Against this backdrop, the bloc of African countries took the initiative to establish a more inclusive decision-making process within the UN for international tax cooperation. This is a historic move which has so far received little support from OECD countries. The Netherlands, like other EU countries, initially voted against the resolution but is actively participating in the negotiation process. Kiezebrink rejects the argument put forward by opponents that the UN process will lead to duplication of the OECD’s work: “After all, it is the failure of the OECD that has brought us to the UN.”

From the decision paper in the most recent written contribution The Netherlands“ response to the draft text of the UN framework convention shows that, in the negotiations, the Netherlands is at odds with the Global South by pushing for ”more broadly worded provisions.” For instance, under Article 5 of the framework convention, the Netherlands opposes commitments to renegotiate existing bilateral tax treaties where these do not ensure a fair allocation of taxing rights. According to the Netherlands, such obligations have no place in the framework convention and must be avoided in order to ensure a broadly supported framework convention. Although several European countries share this view, some are adopting a more constructive stance than others for the time being. Whilst commitments to renegotiate existing bilateral tax treaties are also a step too far for them, Norway and Sweden are taking a more constructive approach with their written contribution for example, it does draw on more specific wording that provides greater guidance for the drafting of future protocols.

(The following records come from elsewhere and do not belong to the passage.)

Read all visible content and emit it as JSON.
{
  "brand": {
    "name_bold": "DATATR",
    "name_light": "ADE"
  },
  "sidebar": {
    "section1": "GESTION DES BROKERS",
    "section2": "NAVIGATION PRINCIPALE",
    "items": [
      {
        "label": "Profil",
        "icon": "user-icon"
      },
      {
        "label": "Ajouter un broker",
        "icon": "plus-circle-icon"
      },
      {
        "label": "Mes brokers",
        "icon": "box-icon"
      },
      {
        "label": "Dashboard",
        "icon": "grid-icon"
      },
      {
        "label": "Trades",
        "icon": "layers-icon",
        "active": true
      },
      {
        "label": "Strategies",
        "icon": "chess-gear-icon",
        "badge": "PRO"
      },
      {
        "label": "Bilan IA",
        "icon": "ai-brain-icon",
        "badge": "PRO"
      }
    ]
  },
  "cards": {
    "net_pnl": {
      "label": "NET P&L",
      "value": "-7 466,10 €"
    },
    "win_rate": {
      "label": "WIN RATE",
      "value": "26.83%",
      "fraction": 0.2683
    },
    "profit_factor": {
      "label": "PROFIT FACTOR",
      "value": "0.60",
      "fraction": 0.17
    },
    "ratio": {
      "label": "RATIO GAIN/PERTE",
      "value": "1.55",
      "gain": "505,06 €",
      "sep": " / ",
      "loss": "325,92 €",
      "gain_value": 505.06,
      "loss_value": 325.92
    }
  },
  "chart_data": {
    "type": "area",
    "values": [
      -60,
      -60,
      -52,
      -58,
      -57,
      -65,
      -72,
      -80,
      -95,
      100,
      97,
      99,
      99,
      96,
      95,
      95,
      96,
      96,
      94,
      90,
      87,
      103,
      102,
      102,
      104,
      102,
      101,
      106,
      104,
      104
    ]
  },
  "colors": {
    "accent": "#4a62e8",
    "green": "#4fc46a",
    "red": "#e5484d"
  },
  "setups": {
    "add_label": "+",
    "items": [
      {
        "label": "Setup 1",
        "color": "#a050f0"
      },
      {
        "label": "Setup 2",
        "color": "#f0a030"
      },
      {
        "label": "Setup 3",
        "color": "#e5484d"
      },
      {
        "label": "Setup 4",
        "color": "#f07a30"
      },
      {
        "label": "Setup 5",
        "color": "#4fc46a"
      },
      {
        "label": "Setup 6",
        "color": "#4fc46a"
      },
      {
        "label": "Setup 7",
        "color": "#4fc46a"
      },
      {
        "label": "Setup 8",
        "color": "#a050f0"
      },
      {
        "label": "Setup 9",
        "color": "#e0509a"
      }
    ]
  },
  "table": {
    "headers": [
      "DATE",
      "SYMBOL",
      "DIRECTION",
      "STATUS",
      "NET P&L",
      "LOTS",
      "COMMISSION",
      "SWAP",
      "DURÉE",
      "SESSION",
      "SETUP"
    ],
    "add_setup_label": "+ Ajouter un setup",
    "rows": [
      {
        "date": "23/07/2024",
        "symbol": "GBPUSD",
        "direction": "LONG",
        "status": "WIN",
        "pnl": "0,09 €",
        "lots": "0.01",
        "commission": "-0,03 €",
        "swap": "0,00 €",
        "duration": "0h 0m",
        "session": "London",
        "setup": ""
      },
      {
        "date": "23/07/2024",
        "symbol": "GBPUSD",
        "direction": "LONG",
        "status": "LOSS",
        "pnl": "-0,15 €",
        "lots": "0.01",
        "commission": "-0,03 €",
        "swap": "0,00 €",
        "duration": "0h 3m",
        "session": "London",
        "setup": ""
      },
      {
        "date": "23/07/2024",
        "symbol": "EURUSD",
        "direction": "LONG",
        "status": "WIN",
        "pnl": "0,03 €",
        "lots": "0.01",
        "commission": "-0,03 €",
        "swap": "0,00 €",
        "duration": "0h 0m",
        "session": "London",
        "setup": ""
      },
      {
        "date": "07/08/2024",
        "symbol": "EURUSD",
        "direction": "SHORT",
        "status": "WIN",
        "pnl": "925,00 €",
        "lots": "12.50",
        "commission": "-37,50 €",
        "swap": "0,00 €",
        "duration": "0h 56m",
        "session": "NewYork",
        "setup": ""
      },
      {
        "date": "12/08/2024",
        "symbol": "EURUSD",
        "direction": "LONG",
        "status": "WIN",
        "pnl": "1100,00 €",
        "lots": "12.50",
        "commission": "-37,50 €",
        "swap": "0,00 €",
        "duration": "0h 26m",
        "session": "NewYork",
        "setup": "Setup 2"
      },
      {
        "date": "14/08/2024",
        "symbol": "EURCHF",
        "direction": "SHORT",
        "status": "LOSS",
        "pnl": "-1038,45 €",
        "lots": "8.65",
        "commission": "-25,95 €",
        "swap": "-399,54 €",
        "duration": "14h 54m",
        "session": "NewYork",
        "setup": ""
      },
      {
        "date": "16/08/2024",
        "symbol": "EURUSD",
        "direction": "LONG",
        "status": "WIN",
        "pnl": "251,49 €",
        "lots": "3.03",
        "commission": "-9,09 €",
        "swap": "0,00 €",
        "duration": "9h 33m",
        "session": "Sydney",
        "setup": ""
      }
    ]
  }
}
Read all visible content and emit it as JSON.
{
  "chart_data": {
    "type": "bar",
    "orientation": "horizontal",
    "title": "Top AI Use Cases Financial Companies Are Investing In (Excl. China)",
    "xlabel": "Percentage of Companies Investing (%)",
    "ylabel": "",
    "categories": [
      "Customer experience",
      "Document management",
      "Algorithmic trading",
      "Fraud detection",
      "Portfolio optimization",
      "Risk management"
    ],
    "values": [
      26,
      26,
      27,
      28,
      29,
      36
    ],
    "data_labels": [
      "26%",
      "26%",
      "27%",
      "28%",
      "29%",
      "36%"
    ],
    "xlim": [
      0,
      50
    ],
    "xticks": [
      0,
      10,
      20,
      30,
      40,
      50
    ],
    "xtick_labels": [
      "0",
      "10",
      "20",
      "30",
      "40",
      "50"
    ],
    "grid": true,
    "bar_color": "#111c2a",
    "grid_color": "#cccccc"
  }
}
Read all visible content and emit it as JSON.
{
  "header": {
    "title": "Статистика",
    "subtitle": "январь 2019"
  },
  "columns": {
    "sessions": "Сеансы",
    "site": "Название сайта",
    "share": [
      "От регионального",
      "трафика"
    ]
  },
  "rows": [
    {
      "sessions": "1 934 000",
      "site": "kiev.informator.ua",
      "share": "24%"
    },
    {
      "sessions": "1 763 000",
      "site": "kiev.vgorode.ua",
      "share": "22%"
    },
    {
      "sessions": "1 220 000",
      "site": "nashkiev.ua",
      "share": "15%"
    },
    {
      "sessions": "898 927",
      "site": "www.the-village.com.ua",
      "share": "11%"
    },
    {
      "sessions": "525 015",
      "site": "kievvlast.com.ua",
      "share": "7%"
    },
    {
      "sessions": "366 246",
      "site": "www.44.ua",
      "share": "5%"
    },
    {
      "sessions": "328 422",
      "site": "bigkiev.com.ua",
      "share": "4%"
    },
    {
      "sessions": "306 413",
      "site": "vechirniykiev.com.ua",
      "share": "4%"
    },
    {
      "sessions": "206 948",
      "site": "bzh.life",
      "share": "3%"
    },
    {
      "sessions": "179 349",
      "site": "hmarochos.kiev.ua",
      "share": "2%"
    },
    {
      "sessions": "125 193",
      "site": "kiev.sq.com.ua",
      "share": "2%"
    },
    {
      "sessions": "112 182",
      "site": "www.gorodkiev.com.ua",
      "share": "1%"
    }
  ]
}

The Netherlands is therefore not aligning itself with the leading group of countries from the Global South that are calling for fundamental reforms, but is, to put it mildly, adopting a cautious stance. This is a missed opportunity. The UN negotiations not only offer a historic opportunity to make international tax rules fairer; they also present a crucial opportunity for the Netherlands and Europe to reshape their relationship with countries in the Global South and to restore crumbling trust on the basis of genuine reciprocity.

Negotiations on the UN framework treaty are now entering a decisive phase. The final text of the treaty will be submitted to the UN General Assembly at the end of 2027. It will then be up to countries to sign and ratify the treaty. The question is which side the Netherlands will take: will it opt for a historic change of course, or for maintaining the status quo?